Ingredients:
- 3 cups sushi rice
- 8 dried shiitake mushrooms
- 1/2 large carrot
- 1 tsp sugar
- 2 Tbsp soy sauce
- 2 Tbsp mirin
- 2 eggs and 1 tsp sugar, beaten
- 2 Tbsp sakura denbu (seasoned fish powder)
- 2 Tbsp white sesame seeds
- a half bunch of nabana (rape flowers) or green vegetables
Preparation:
Soak dried shiitake mushrooms in 3/4 cup of warm water. Cut carrots into thin flower-shaped pieces. Remove shiitake mushrooms from the water and slice them thinly. Put the water in a pan and heat on low heat.
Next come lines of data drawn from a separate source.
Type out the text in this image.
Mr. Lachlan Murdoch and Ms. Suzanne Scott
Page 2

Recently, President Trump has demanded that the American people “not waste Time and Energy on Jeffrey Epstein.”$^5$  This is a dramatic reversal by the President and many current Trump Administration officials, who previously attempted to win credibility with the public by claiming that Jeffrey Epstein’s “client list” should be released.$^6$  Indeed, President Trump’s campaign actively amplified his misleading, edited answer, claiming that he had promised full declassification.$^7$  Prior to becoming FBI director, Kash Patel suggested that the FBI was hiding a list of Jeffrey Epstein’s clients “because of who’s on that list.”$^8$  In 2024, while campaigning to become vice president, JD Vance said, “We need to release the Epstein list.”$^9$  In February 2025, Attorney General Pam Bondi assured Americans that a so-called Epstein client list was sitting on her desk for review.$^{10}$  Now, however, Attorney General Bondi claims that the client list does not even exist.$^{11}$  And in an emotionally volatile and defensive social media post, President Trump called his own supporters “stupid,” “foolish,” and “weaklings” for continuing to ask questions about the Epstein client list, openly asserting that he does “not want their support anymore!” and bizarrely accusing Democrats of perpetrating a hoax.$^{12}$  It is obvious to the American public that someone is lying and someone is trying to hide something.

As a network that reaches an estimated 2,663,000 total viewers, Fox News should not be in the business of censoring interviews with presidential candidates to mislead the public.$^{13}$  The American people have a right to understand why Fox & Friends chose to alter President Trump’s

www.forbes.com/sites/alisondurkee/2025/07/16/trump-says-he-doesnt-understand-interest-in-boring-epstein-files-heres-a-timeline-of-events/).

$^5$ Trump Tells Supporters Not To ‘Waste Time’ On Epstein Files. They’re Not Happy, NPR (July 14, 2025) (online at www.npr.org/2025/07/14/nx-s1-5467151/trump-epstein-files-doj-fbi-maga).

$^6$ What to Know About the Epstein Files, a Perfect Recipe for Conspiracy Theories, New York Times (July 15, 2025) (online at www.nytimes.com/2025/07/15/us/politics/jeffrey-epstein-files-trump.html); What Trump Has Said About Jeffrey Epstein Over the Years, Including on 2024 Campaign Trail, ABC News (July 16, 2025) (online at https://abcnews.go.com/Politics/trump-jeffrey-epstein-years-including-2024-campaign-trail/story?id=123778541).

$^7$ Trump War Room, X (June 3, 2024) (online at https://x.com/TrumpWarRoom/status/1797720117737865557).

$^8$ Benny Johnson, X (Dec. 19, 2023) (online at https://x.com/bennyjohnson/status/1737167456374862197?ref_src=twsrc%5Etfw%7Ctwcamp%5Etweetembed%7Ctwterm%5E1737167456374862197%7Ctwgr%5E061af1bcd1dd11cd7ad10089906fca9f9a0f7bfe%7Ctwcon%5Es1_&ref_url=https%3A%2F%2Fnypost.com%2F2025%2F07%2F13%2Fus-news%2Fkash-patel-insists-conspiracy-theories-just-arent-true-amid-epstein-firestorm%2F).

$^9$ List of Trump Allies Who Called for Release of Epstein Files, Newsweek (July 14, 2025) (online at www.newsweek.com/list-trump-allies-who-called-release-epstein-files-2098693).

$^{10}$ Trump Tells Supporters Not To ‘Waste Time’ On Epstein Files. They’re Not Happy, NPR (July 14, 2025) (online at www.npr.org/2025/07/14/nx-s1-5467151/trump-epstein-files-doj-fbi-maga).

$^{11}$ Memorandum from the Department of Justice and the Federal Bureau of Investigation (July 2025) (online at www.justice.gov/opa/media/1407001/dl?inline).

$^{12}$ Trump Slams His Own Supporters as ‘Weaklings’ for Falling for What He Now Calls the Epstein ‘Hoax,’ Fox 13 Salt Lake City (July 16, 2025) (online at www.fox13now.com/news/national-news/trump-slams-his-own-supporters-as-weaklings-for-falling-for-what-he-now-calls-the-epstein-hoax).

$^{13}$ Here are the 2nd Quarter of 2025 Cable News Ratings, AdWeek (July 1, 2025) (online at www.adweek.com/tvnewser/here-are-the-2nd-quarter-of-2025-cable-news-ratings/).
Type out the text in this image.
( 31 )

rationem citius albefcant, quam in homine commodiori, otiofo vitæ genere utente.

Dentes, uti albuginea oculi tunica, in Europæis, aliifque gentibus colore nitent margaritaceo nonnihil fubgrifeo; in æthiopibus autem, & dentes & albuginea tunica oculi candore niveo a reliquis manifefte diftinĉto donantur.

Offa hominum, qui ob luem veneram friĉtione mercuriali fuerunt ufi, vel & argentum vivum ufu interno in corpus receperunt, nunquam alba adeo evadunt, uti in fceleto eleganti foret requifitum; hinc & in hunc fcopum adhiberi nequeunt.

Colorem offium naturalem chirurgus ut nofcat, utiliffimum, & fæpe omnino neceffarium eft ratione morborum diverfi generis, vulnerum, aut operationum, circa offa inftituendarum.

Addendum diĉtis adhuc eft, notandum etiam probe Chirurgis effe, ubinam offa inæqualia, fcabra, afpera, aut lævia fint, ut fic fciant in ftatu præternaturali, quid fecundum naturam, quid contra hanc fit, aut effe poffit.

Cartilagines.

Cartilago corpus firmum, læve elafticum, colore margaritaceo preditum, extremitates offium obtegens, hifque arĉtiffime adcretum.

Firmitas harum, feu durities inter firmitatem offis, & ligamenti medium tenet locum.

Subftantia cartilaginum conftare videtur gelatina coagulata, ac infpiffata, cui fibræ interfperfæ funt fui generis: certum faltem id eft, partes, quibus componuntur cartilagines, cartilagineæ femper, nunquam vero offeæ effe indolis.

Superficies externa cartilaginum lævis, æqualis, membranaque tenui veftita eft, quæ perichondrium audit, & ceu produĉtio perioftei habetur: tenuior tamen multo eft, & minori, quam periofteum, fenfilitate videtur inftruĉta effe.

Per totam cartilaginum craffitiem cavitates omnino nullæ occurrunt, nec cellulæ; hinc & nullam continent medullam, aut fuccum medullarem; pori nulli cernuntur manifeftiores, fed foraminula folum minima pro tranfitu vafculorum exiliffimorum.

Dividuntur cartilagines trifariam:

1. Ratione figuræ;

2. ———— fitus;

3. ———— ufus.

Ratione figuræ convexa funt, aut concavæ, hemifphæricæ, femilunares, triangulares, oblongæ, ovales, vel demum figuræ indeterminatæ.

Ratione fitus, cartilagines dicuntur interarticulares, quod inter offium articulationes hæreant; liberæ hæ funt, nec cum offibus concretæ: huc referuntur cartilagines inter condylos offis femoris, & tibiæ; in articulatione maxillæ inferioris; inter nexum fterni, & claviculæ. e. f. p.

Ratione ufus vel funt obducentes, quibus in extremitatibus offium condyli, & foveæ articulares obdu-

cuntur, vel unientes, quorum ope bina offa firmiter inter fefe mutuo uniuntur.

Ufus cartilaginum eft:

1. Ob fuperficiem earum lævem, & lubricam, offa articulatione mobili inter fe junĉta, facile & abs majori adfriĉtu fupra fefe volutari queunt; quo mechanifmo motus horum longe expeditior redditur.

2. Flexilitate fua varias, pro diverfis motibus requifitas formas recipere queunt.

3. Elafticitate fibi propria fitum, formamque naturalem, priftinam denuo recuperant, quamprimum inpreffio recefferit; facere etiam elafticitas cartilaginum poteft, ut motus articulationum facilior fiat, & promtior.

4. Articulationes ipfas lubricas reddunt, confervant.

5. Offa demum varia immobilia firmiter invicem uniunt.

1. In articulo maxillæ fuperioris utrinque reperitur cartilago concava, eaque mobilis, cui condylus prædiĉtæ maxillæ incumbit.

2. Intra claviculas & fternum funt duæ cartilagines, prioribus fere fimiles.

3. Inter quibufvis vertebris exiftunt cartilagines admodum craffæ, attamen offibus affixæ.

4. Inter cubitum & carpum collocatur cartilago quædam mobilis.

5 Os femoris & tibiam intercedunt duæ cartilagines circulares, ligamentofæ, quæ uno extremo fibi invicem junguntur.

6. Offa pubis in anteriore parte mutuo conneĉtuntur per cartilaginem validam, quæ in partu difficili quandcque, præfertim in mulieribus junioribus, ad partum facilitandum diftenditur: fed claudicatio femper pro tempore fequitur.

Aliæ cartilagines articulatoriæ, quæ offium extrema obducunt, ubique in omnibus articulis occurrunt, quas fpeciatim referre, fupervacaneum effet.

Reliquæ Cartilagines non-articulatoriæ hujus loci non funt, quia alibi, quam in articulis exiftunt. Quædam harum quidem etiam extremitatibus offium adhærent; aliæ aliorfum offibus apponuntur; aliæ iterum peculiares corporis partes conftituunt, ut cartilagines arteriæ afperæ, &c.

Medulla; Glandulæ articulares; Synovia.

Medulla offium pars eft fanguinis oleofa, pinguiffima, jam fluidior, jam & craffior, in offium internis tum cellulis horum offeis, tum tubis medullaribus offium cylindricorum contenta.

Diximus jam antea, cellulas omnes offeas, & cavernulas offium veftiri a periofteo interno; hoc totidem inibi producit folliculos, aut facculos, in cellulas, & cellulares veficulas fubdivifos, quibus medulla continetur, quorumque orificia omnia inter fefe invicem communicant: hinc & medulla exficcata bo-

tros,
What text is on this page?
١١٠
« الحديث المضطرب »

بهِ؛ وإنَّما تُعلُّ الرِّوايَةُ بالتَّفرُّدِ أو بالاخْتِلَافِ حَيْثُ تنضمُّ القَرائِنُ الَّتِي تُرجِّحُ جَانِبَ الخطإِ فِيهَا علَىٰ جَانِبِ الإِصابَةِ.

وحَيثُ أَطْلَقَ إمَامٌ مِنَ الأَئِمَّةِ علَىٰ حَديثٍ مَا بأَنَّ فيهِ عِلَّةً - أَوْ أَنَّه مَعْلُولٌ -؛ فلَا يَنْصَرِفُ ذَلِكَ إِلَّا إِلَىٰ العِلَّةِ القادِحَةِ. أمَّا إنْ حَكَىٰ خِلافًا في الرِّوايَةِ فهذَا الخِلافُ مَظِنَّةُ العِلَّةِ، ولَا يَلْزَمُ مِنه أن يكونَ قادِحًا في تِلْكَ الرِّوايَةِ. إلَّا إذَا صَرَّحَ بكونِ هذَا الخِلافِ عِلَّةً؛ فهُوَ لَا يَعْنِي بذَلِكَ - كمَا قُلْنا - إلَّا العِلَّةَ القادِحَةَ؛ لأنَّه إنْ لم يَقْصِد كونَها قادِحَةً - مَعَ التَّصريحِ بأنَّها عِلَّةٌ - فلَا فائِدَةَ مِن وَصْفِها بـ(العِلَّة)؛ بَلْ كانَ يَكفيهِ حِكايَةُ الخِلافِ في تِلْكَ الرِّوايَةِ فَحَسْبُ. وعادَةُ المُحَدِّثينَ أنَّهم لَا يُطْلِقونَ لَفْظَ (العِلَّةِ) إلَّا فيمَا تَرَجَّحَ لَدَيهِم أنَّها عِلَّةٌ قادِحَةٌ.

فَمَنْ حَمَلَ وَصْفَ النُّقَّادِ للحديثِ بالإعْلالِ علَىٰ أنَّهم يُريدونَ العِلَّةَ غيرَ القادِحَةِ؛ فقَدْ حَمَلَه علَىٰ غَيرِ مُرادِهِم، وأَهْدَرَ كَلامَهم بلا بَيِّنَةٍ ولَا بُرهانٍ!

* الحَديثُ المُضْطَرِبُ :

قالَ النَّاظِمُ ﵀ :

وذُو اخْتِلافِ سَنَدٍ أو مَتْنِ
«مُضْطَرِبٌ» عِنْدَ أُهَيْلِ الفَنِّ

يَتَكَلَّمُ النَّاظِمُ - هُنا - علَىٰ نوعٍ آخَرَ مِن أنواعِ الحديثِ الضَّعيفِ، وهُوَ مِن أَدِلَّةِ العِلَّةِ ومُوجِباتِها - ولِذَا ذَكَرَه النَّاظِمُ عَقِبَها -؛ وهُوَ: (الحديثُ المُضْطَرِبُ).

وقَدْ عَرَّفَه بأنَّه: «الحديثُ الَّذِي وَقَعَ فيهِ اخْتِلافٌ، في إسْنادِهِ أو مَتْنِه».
Put shiitake slices and carrot pieces in the pan. Add soy sauce, mirin, and sugar in the pan and simmer for 10-15 minutes. Make fine scrambled eggs and set aside. Boil nabana in a pan and cool in cold water. Chop boiled nabana finely. Prepare sushi rice and mix sesame seeds in the rice. Serve the rice on a large plate. Sprinkle simmered shiitake mushrooms over the rice. Sprinkle scrambled eggs, carrots, boiled nabana, and sakura denbu over the rice.